As time wound down on the Ohio Stadium scoreboard Saturday evening, my mind began to wander to the large elephant in the room. Penn State had, to some degree, played with the defending champion Buckeyes for much of the game. Yet as the clock hit triple zero, Urban Meyer's squad would claim their 21st straight victory by a comfortable 28-point margin. For long stretches, the Lions had played solid football, but at the end of the night, were four scores behind the best team in the land.

I wrote after the game that PSU's margin for error against the Buckeyes was razor thin. That is, they would need to take advantage of every opportunity and avoid the self-inflicted wounds that had plagued the offense. Already up 3-0 and driving, the Lions suffered two of those errors on back-to-back plays. First, Mike Gesicki dropped a perfectly thrown pass, followed up by a Saquon Barkley touchdown run called back on a holding call. 10-0 became 3-0, and quickly 7-3, 14-3, and 21-3 before halftime.

Trailing 24-10, the Lions drove to the Ohio State 13 before being stopped on third-and-short and suffering a Hackenberg sack on fourth down. Suddenly it was 31-10, and then 38-10, with fans headed for their cars and those of us at home looking for the remote.

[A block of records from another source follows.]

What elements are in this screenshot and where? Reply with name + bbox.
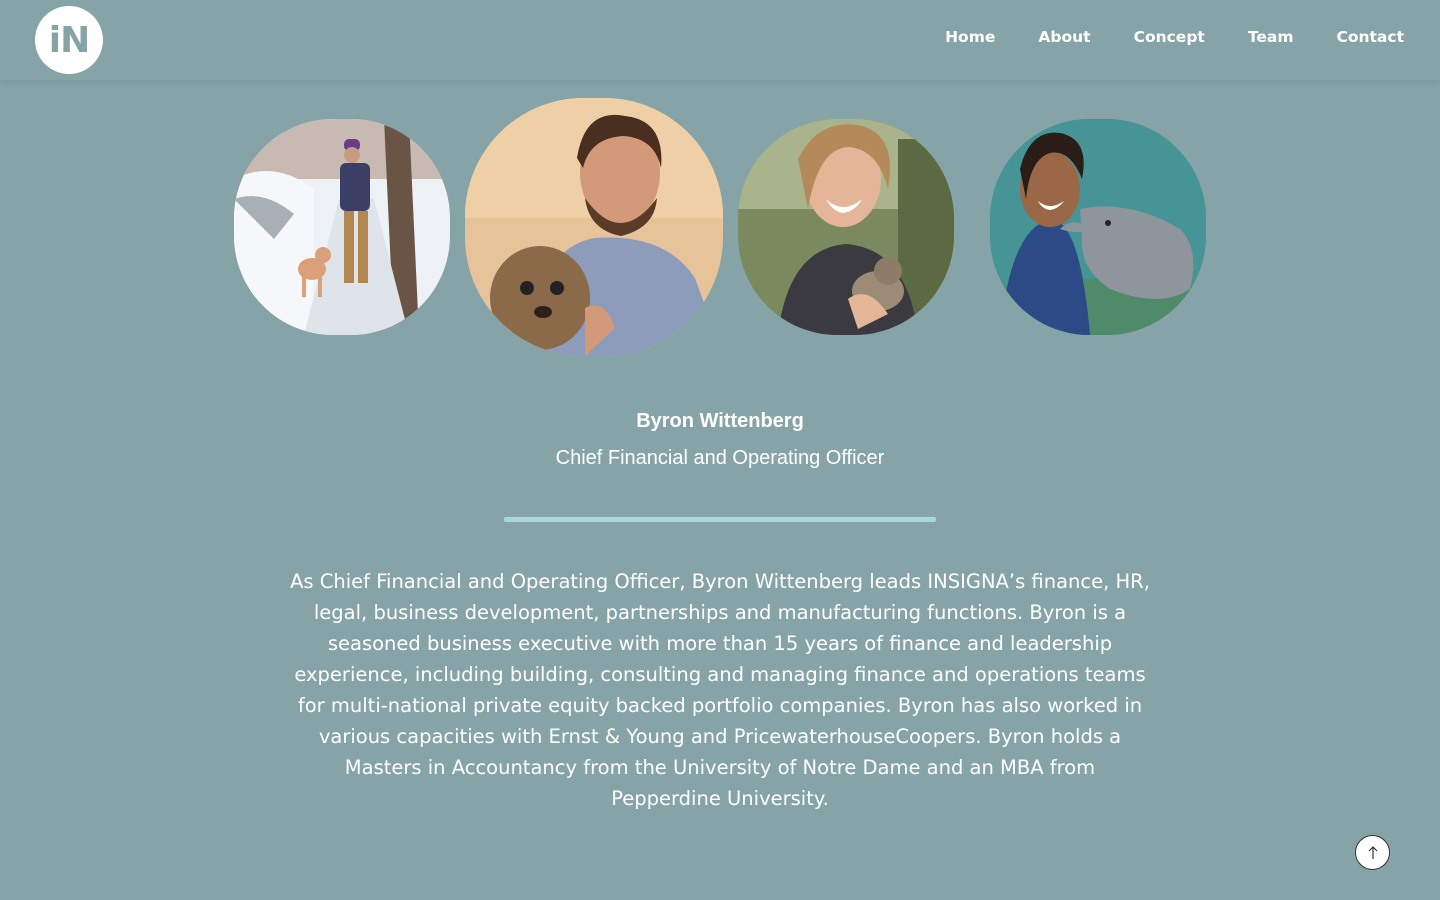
team-photo-byron-wittenberg[interactable] <box>465 98 723 356</box>
member-role: Chief Financial and Operating Officer <box>555 447 885 469</box>
logo[interactable]: iN <box>35 6 103 74</box>
nav-team[interactable]: Team <box>1248 28 1294 46</box>
main-nav: Home About Concept Team Contact <box>902 28 1404 46</box>
arrow-up-icon <box>1368 845 1377 859</box>
photo-man-with-dog-image <box>234 119 450 335</box>
section-divider <box>504 517 936 522</box>
nav-about[interactable]: About <box>1038 28 1090 46</box>
photo-woman-kitten-image <box>738 119 954 335</box>
nav-contact[interactable]: Contact <box>1336 28 1404 46</box>
member-name: Byron Wittenberg <box>636 410 804 432</box>
scroll-to-top-button[interactable] <box>1355 835 1390 870</box>
nav-home[interactable]: Home <box>945 28 995 46</box>
team-page: iN Home About Concept Team Contact Byron… <box>0 0 1440 900</box>
member-bio: As Chief Financial and Operating Officer… <box>290 570 1150 810</box>
photo-byron-image <box>465 98 723 356</box>
team-photo-man-with-dog[interactable] <box>234 119 450 335</box>
nav-concept[interactable]: Concept <box>1134 28 1205 46</box>
logo-text: iN <box>48 19 90 61</box>
photo-woman-dolphin-image <box>990 119 1206 335</box>
site-header: iN Home About Concept Team Contact <box>0 0 1440 80</box>
team-photo-woman-with-kitten[interactable] <box>738 119 954 335</box>
team-photo-woman-with-dolphin[interactable] <box>990 119 1206 335</box>
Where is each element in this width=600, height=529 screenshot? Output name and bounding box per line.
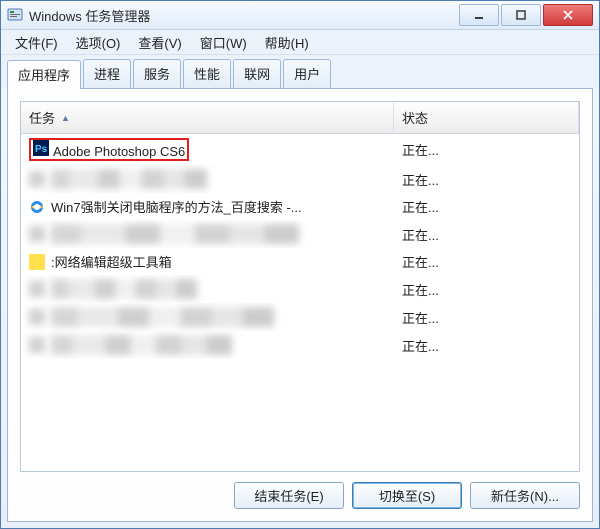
menu-file[interactable]: 文件(F) [7,31,66,54]
task-label: :网络编辑超级工具箱 [51,252,172,271]
task-cell [21,275,394,303]
table-row[interactable]: 正在... [21,220,579,248]
column-header-task[interactable]: 任务 ▲ [21,102,394,133]
blur-icon [29,171,45,187]
minimize-button[interactable] [459,4,499,26]
tab-applications[interactable]: 应用程序 [7,60,81,89]
tab-services[interactable]: 服务 [133,59,181,88]
listview-header: 任务 ▲ 状态 [21,102,579,134]
task-manager-window: Windows 任务管理器 文件(F) 选项(O) 查看(V) 窗口(W) 帮助… [0,0,600,529]
redacted-task-label [51,335,232,355]
task-cell: Win7强制关闭电脑程序的方法_百度搜索 -... [21,193,394,220]
task-cell [21,303,394,331]
window-title: Windows 任务管理器 [29,6,457,25]
new-task-button[interactable]: 新任务(N)... [470,482,580,509]
column-header-status[interactable]: 状态 [394,102,579,133]
status-cell: 正在... [394,332,579,359]
blur-icon [29,281,45,297]
svg-text:Ps: Ps [35,144,48,155]
menu-help[interactable]: 帮助(H) [257,31,317,54]
highlight-box: Ps Adobe Photoshop CS6 [29,138,189,161]
maximize-button[interactable] [501,4,541,26]
close-button[interactable] [543,4,593,26]
action-buttons: 结束任务(E) 切换至(S) 新任务(N)... [20,472,580,509]
table-row[interactable]: :网络编辑超级工具箱 正在... [21,248,579,275]
redacted-task-label [51,169,207,189]
table-row[interactable]: 正在... [21,303,579,331]
yellow-icon [29,254,45,270]
table-row[interactable]: 正在... [21,165,579,193]
status-cell: 正在... [394,248,579,275]
status-cell: 正在... [394,221,579,248]
ps-icon: Ps [33,140,49,156]
window-controls [457,4,593,26]
ie-icon [29,199,45,215]
task-cell [21,165,394,193]
menubar: 文件(F) 选项(O) 查看(V) 窗口(W) 帮助(H) [1,30,599,55]
menu-window[interactable]: 窗口(W) [192,31,255,54]
menu-view[interactable]: 查看(V) [130,31,189,54]
task-cell [21,220,394,248]
redacted-task-label [51,307,274,327]
tabstrip: 应用程序 进程 服务 性能 联网 用户 [1,55,599,88]
tab-processes[interactable]: 进程 [83,59,131,88]
blur-icon [29,309,45,325]
table-row[interactable]: 正在... [21,275,579,303]
table-row[interactable]: Ps Adobe Photoshop CS6 正在... [21,134,579,165]
switch-to-button[interactable]: 切换至(S) [352,482,462,509]
titlebar[interactable]: Windows 任务管理器 [1,1,599,30]
redacted-task-label [51,279,197,299]
table-row[interactable]: Win7强制关闭电脑程序的方法_百度搜索 -... 正在... [21,193,579,220]
status-cell: 正在... [394,276,579,303]
listview-body: PsAdobe Photoshop CS6正在...正在...Win7强制关闭电… [21,134,579,471]
applications-listview[interactable]: 任务 ▲ 状态 PsAdobe Photoshop CS6正在...正在...W… [20,101,580,472]
task-label: Adobe Photoshop CS6 [53,144,185,159]
status-cell: 正在... [394,193,579,220]
tab-network[interactable]: 联网 [233,59,281,88]
task-cell: Ps Adobe Photoshop CS6 [21,134,394,165]
status-cell: 正在... [394,136,579,163]
table-row[interactable]: 正在... [21,331,579,359]
tab-users[interactable]: 用户 [283,59,331,88]
blur-icon [29,226,45,242]
status-cell: 正在... [394,304,579,331]
redacted-task-label [51,224,299,244]
column-header-task-label: 任务 [29,108,55,127]
app-icon [7,7,23,23]
end-task-button[interactable]: 结束任务(E) [234,482,344,509]
blur-icon [29,337,45,353]
status-cell: 正在... [394,166,579,193]
sort-indicator-icon: ▲ [61,113,70,123]
menu-options[interactable]: 选项(O) [68,31,129,54]
task-cell [21,331,394,359]
task-cell: :网络编辑超级工具箱 [21,248,394,275]
task-label: Win7强制关闭电脑程序的方法_百度搜索 -... [51,197,302,216]
applications-panel: 任务 ▲ 状态 PsAdobe Photoshop CS6正在...正在...W… [7,88,593,522]
tab-performance[interactable]: 性能 [183,59,231,88]
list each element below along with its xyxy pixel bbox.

One way to look at all of this is to say the Lions missed chances, and they certainly did. But on the other side of the field, Ohio State, arguably the top team in the country, went through long stretches of ineffective play, but whenever a play needed to be made, Ezekiel Elliot, Braxton Miller, or J.T. Barrett was there to make it. Meyer was able to pull a struggling Cardale Jones, undefeated as a starter and leader of a national champion, and go to Barrett, himself a Heisman candidate a year ago before succumbing to injury. That is to say nothing of an offensive line that imposed its will on a very good PSU defensive front, or a special teams unit that, from kickoffs to punts, gave PSU an average starting position of their own 16. In other words, Ohio State need not be perfect, just make enough plays. Their opposition this past week seemingly needed to make every play.

Gone, but not necessarily forever, are the days where Penn State could simply show up and play with the best in the country because, well, it's Penn State. Between slipping recruiting and the nearly crippling blow of the sanctions, the Lions do not have the fire power, right now, to expect to play with the best unless everything goes perfectly.

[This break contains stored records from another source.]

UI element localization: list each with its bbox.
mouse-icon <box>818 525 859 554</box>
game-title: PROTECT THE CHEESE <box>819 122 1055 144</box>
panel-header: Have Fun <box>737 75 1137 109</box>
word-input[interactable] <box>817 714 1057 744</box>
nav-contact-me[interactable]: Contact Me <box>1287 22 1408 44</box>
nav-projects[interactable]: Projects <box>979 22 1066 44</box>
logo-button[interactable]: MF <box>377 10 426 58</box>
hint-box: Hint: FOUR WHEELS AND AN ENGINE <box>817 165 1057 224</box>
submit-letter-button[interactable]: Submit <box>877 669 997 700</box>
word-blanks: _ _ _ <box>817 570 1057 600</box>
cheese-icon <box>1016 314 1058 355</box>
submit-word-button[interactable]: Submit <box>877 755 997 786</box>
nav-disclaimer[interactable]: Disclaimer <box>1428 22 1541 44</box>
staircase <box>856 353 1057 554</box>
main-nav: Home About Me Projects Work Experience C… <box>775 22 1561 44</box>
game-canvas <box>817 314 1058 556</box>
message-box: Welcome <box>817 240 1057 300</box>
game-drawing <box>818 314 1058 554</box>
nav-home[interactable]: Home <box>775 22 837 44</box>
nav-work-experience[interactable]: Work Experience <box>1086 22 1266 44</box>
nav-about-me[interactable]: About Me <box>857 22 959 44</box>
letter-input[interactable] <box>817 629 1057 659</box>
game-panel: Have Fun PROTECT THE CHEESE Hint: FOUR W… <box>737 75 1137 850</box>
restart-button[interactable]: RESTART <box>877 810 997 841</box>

The first step to getting back there is talent. It may be popular to say that recruiting rankings do not matter, but it's simply not the case. The best teams recruit, by in large, the best players, and they recruit a lot of them. James Franklin appears on the cusp of back-to-back top-15 classes, and potentially another in 2017 with an embarrassment of high school talent in PSU's backyard. Back-to-back top-15 classes is virtually unheard of in these parts, with three straight being truly special.

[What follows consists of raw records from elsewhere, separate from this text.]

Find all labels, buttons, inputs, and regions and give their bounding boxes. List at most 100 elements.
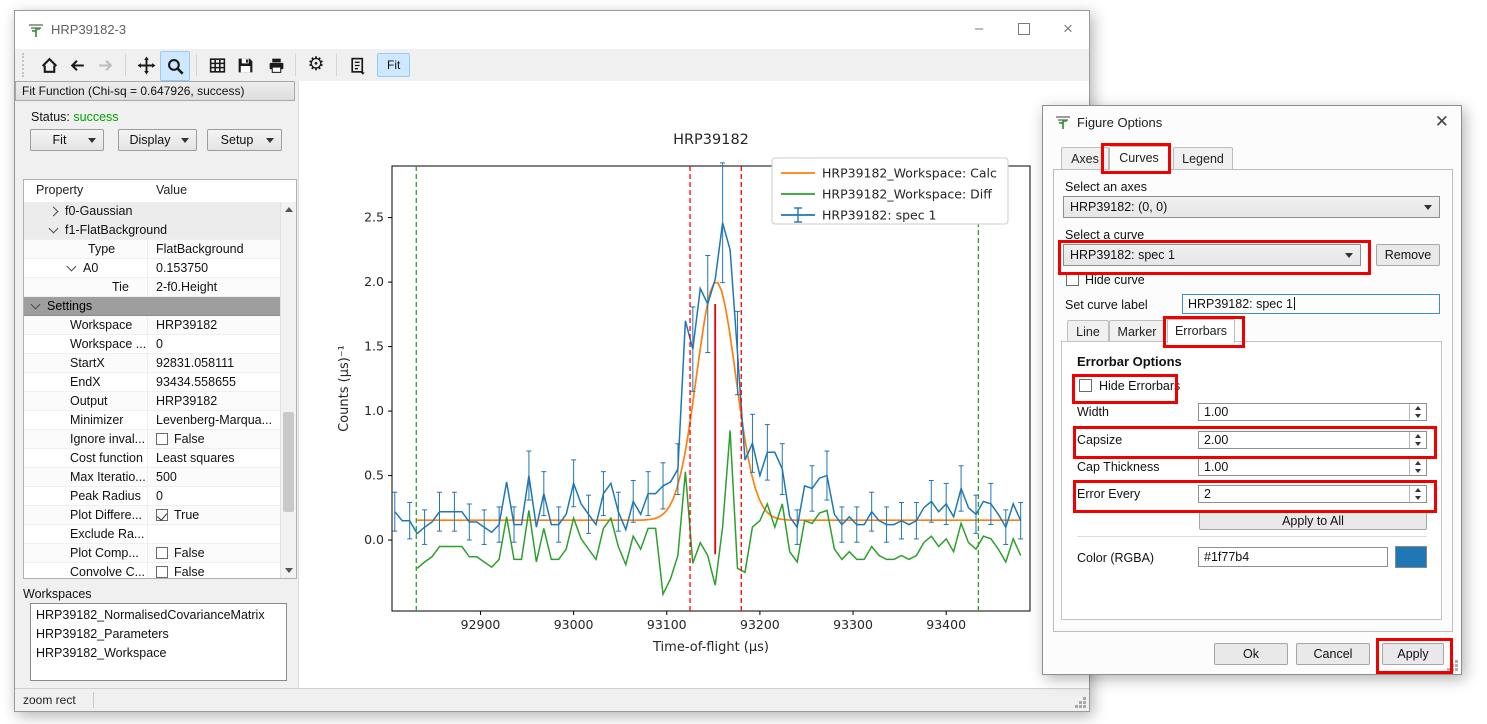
setup-menu-button[interactable]: Setup [207, 129, 282, 151]
apply-to-all-button[interactable]: Apply to All [1199, 510, 1427, 530]
maximize-button[interactable] [1007, 15, 1041, 43]
property-row[interactable]: StartX92831.058111 [24, 354, 281, 373]
subtab-marker[interactable]: Marker [1109, 320, 1165, 343]
resize-grip-icon[interactable] [1445, 658, 1459, 672]
minimize-button[interactable]: – [962, 15, 996, 43]
toolbar-separator [336, 54, 337, 76]
scroll-up-button[interactable] [281, 202, 296, 217]
subplots-button[interactable] [203, 51, 231, 79]
remove-curve-button[interactable]: Remove [1376, 244, 1440, 266]
arrow-left-icon [68, 56, 87, 75]
expander-down-icon[interactable] [31, 300, 41, 310]
value-checkbox[interactable] [156, 566, 168, 578]
property-row[interactable]: Exclude Ra... [24, 525, 281, 544]
width-label: Width [1077, 405, 1109, 419]
property-row[interactable]: Convolve C...False [24, 563, 281, 579]
property-row[interactable]: f0-Gaussian [24, 202, 281, 221]
curve-label-input[interactable]: HRP39182: spec 1 [1182, 294, 1440, 314]
ok-button[interactable]: Ok [1214, 643, 1288, 665]
cap-thickness-label: Cap Thickness [1077, 460, 1159, 474]
error-every-spinbox[interactable]: 2 [1198, 485, 1427, 503]
back-button[interactable] [63, 51, 91, 79]
hide-curve-label: Hide curve [1085, 273, 1145, 287]
resize-grip-icon[interactable] [1073, 695, 1087, 709]
property-row[interactable]: Plot Differe...True [24, 506, 281, 525]
property-row[interactable]: Cost functionLeast squares [24, 449, 281, 468]
svg-text:93300: 93300 [833, 617, 873, 632]
apply-button[interactable]: Apply [1382, 643, 1444, 665]
value-checkbox[interactable] [156, 509, 168, 521]
svg-text:HRP39182_Workspace: Calc: HRP39182_Workspace: Calc [822, 166, 997, 181]
plot-svg[interactable]: HRP39182Time-of-flight (μs)Counts (μs)⁻¹… [302, 86, 1090, 686]
expander-down-icon[interactable] [49, 224, 59, 234]
chevron-down-icon [181, 138, 189, 143]
close-button[interactable]: × [1051, 15, 1085, 43]
subtab-line[interactable]: Line [1067, 320, 1109, 343]
color-swatch[interactable] [1395, 546, 1427, 568]
save-button[interactable] [231, 51, 259, 79]
property-row[interactable]: Tie2-f0.Height [24, 278, 281, 297]
workspace-item[interactable]: HRP39182_NormalisedCovarianceMatrix [31, 606, 286, 625]
expander-down-icon[interactable] [67, 262, 77, 272]
workspace-item[interactable]: HRP39182_Workspace [31, 644, 286, 663]
property-grid-scrollbar[interactable] [280, 202, 296, 578]
subtab-errorbars[interactable]: Errorbars [1167, 319, 1235, 343]
width-spinbox[interactable]: 1.00 [1198, 403, 1427, 421]
workspaces-list[interactable]: HRP39182_NormalisedCovarianceMatrixHRP39… [30, 603, 287, 681]
forward-button[interactable] [91, 51, 119, 79]
property-row[interactable]: A00.153750 [24, 259, 281, 278]
fit-menu-button[interactable]: Fit [30, 129, 104, 151]
value-checkbox[interactable] [156, 433, 168, 445]
fit-status: Status: success [31, 110, 119, 124]
property-row[interactable]: Plot Comp...False [24, 544, 281, 563]
text-caret [1294, 297, 1295, 310]
svg-text:92900: 92900 [461, 617, 501, 632]
value-checkbox[interactable] [156, 547, 168, 559]
toolbar-drag-handle[interactable] [22, 53, 27, 77]
scrollbar-thumb[interactable] [283, 412, 294, 512]
property-row[interactable]: Peak Radius0 [24, 487, 281, 506]
property-section-row[interactable]: Settings [24, 297, 281, 316]
tab-axes[interactable]: Axes [1061, 147, 1109, 170]
print-button[interactable] [262, 51, 290, 79]
property-row[interactable]: OutputHRP39182 [24, 392, 281, 411]
spin-down-icon [1410, 440, 1426, 448]
pan-button[interactable] [132, 51, 160, 79]
svg-text:HRP39182: HRP39182 [673, 132, 749, 148]
expander-right-icon[interactable] [49, 206, 59, 216]
svg-text:2.5: 2.5 [364, 210, 384, 225]
display-menu-button[interactable]: Display [118, 129, 197, 151]
svg-text:93400: 93400 [926, 617, 966, 632]
property-row[interactable]: Ignore inval...False [24, 430, 281, 449]
spin-down-icon [1410, 494, 1426, 502]
cancel-button[interactable]: Cancel [1296, 643, 1370, 665]
hide-curve-checkbox[interactable] [1066, 273, 1079, 286]
scroll-down-button[interactable] [281, 563, 296, 578]
dialog-close-icon[interactable]: ✕ [1435, 112, 1449, 132]
color-input[interactable]: #1f77b4 [1198, 547, 1388, 567]
zoom-button[interactable] [160, 51, 190, 81]
cap-thickness-spinbox[interactable]: 1.00 [1198, 458, 1427, 476]
svg-text:Time-of-flight (μs): Time-of-flight (μs) [652, 640, 769, 655]
workspace-item[interactable]: HRP39182_Parameters [31, 625, 286, 644]
property-row[interactable]: EndX93434.558655 [24, 373, 281, 392]
home-button[interactable] [35, 51, 63, 79]
property-row[interactable]: WorkspaceHRP39182 [24, 316, 281, 335]
axes-combobox[interactable]: HRP39182: (0, 0) [1063, 196, 1440, 218]
svg-text:HRP39182_Workspace: Diff: HRP39182_Workspace: Diff [822, 187, 992, 202]
printer-icon [267, 56, 286, 75]
customize-button[interactable]: ⚙ [302, 51, 330, 79]
tab-curves[interactable]: Curves [1109, 146, 1169, 170]
tab-legend[interactable]: Legend [1173, 147, 1233, 170]
property-row[interactable]: TypeFlatBackground [24, 240, 281, 259]
generate-script-button[interactable] [343, 51, 371, 79]
property-row[interactable]: Workspace ...0 [24, 335, 281, 354]
curve-combobox[interactable]: HRP39182: spec 1 [1063, 244, 1361, 266]
property-row[interactable]: MinimizerLevenberg-Marqua... [24, 411, 281, 430]
errorbar-options-title: Errorbar Options [1077, 354, 1182, 369]
capsize-spinbox[interactable]: 2.00 [1198, 431, 1427, 449]
fit-toggle-button[interactable]: Fit [377, 53, 410, 77]
property-row[interactable]: f1-FlatBackground [24, 221, 281, 240]
property-row[interactable]: Max Iteratio...500 [24, 468, 281, 487]
hide-errorbars-checkbox[interactable] [1079, 379, 1092, 392]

The second, and more frustrating in our world of immediate satisfaction, is patience. By now most of us are surely sick of hearing about needing to give these young players time, but especially along the lines, the steps happen in months, not day or weeks. Look no further than Ann Arbor, where Jim Harbaugh arrived on campus with  2012 and 2013 classes that were ranked sixth and fourth, respectively, in the nation, and are now upperclassmen. All he has done is turn them into a 5-2 team that has been downright dominant at times.

As frustrating as Saturday night was, it is hard not to see brighter days ahead for the Nittany Lions. Just give it time.